Store the sealed powder in a cool, dark place. Properly dried and sealed breast milk powder can last 1 to 3 years at room temperature, compared to 6 to 12 months in a standard freezer.
Reconstituting the Powder
To turn freeze dried breast milk back into liquid, you add water back in the same ratio that was removed. Most services and experienced parents use a 1:1 ratio by weight: the amount of powder from one ounce of original milk gets mixed with one ounce of water. Measuring by weight rather than volume gives you a more accurate result.
Use pre-boiled and cooled water, or distilled water. Warming the water slightly before mixing helps prevent clumping. Stir or gently shake until the powder fully dissolves. The reconstituted milk should be used within 24 hours if refrigerated, just like thawed breast milk. For very young infants, premature babies, or those with compromised immune systems, extra caution with water quality and sterility is warranted.

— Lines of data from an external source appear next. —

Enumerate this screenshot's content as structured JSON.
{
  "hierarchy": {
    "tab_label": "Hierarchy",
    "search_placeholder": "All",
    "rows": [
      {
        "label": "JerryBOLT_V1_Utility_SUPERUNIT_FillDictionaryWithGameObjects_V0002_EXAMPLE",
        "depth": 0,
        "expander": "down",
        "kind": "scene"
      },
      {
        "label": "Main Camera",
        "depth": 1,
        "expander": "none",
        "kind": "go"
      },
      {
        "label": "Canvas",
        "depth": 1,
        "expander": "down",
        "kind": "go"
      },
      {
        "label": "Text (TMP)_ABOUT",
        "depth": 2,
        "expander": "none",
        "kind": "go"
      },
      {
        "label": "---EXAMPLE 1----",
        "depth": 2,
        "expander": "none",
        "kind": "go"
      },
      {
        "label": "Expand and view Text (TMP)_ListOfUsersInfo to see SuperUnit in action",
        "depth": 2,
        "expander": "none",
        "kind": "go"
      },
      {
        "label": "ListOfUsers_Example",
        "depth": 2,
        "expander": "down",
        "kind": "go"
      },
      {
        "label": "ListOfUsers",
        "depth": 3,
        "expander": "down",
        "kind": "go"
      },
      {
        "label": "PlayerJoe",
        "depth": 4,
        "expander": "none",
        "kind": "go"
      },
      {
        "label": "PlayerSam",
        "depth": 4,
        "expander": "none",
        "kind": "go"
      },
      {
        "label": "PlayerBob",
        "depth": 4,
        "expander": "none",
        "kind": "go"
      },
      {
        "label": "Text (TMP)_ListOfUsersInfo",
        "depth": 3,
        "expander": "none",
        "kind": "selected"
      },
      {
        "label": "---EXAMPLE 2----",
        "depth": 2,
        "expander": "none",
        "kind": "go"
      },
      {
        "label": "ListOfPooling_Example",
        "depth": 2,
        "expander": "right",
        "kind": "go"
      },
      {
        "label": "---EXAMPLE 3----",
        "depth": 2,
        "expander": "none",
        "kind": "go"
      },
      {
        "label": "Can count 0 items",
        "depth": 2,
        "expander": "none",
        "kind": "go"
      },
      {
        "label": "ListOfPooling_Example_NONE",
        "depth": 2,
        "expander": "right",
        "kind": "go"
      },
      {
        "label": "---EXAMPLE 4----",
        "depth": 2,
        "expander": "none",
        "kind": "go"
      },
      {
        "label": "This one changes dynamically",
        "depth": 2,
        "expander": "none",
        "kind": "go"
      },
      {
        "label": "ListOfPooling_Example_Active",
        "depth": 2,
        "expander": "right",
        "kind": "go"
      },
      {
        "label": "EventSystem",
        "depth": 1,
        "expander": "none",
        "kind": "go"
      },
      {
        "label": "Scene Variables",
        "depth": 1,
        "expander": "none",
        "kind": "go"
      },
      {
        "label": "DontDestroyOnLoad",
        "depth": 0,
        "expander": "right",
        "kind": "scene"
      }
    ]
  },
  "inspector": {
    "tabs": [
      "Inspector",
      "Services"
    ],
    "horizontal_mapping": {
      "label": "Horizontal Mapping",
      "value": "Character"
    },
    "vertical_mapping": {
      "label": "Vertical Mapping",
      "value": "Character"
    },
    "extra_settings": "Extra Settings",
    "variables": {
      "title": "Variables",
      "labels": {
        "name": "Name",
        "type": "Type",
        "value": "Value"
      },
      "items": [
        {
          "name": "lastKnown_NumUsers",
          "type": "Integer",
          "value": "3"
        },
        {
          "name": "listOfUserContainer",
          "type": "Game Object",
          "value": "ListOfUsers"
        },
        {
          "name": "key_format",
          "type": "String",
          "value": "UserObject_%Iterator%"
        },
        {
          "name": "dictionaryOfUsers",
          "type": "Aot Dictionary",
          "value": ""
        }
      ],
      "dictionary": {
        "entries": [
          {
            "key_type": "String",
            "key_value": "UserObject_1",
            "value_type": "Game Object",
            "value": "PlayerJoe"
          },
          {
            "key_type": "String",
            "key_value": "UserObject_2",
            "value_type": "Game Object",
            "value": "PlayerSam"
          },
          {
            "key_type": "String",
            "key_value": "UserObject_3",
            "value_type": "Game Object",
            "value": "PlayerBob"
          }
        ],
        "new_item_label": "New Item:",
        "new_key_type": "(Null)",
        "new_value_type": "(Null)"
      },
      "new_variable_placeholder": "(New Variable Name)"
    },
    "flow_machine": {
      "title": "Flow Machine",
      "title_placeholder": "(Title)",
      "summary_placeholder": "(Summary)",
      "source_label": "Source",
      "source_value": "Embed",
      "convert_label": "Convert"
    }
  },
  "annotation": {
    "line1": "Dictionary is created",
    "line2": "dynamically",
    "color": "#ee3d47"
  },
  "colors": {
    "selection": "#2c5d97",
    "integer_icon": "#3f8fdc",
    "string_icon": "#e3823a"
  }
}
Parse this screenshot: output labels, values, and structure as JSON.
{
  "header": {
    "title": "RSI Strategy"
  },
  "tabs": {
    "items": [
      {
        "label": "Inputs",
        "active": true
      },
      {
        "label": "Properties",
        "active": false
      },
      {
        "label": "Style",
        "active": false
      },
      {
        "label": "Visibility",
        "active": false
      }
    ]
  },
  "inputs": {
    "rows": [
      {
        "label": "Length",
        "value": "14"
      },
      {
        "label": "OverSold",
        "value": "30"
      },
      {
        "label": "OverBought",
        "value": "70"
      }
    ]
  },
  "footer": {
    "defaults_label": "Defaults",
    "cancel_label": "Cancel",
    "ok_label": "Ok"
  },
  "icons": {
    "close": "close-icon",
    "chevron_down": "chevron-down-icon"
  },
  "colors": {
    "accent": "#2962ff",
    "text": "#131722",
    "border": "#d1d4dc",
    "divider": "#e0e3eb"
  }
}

What Freeze Drying Preserves and What It Doesn’t
Freeze drying retains most of the fat, protein, and caloric content of breast milk, which is one reason it has gained traction over simple dehydration methods that use heat. The immune components hold up reasonably well too, though not perfectly. At optimal drying temperatures, about three quarters of IgA survives the process. IgA is the antibody most responsible for protecting an infant’s gut lining, so that 25 percent loss is worth noting but is far less than what occurs with spray drying, which preserves only about 38 percent of IgA.
Live cells, probiotics, and some heat-sensitive enzymes are more vulnerable. Freeze drying is gentler than pasteurization or heat-based drying, but it still disrupts cell membranes. If your primary goal is preserving the full biological profile of fresh breast milk, feeding it fresh or refrigerated remains the gold standard. Freeze drying is best understood as a preservation method that sacrifices a modest amount of bioactivity in exchange for dramatically extended shelf life and portability.
Practical Considerations
Freeze drying is time and energy intensive. A single batch in a home machine can take 30 to 40 hours and will noticeably increase your electricity bill if you’re running cycles frequently. The machines are also loud, roughly comparable to a running dishwasher, so placement in a garage or basement is common.
Cleanliness cannot be overstated. Since freeze drying does not kill bacteria, every surface the milk touches, from pump flanges to trays to storage containers, needs to be thoroughly sanitized. Wash your hands with soap and warm water before handling any equipment. If you’re using a home machine that also processes food like fruits or meat, dedicate separate trays to breast milk or clean them meticulously between uses to avoid cross-contamination.
Finally, keep in mind that no regulatory body currently oversees home freeze drying of breast milk. Commercial services vary in their quality controls. If you choose a service, ask whether they batch-process milk from multiple donors (which introduces contamination risk) or handle each client’s milk separately. Reputable companies process individual orders in isolated batches and provide third-party testing results on request.